If you love the anticipation of a fresh burst of blooms in late summer, then summer hyacinth (Galtonia candicans) is sure to thrill. Native to the slopes of South Africa, this perennial dazzles with delicate, creamy white, bell-shaped flowers that arch gracefully away from the main stem. The blooms, which stay open August through September, sit atop rich, gray-green linear foliage. And the plant isn’t afraid to stand out—its sturdy stems can grow up to 4 feet tall, with each spike producing 20 to 30 flowers.
Common name: Summer hyacinth
Botanical name: Galtonia candicans
Plant type: Bulb
Zones: 6 to 10
Height: 2 to 4 feet
• Sun: Full sun to light shade
• Soil: Moist, well-drained, organically rich
• Moisture: Medium
• Mulch: Mulch to preserve moisture.
• Pruning: None needed.
• Fertiliser: None needed.
• By seed or by bulbs.
Pests and diseases
• Infrequent, but slugs and snails can be a problem.
• G. candicans can be left in the ground year round in Zones 6 and warmer. In colder zones, dig up bulbs and bring them indoors during winter.

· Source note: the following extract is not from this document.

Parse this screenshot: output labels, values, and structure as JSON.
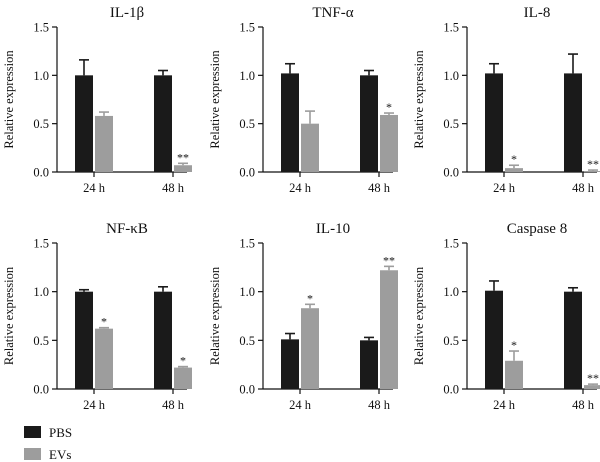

• As summer hyacinth matures, it will become larger and produce more flower stems, giving way to a stunning, self-seeded colony.
• The plant has fragrant blooms and is deer resistant.
• G. candicans looks great in beds, borders, containers, and as a cut flower. It pairs especially well with gladiolus.
All in the family
• The genus Galtonia has four species of bulbous perennials native to the moist grassland of South Africa. It’s named for Sir Frances Galton, an English scientist who is most notable for creating the system of fingerprint identification and the concept for modern weather maps.
• The plant is part of the Hyacinthaceae family, which also includes popular spring-blooming flowers such as hyacinth (Hyacinthus), bluebell (Hyacinthoides), and grape hyacinth (Muscari).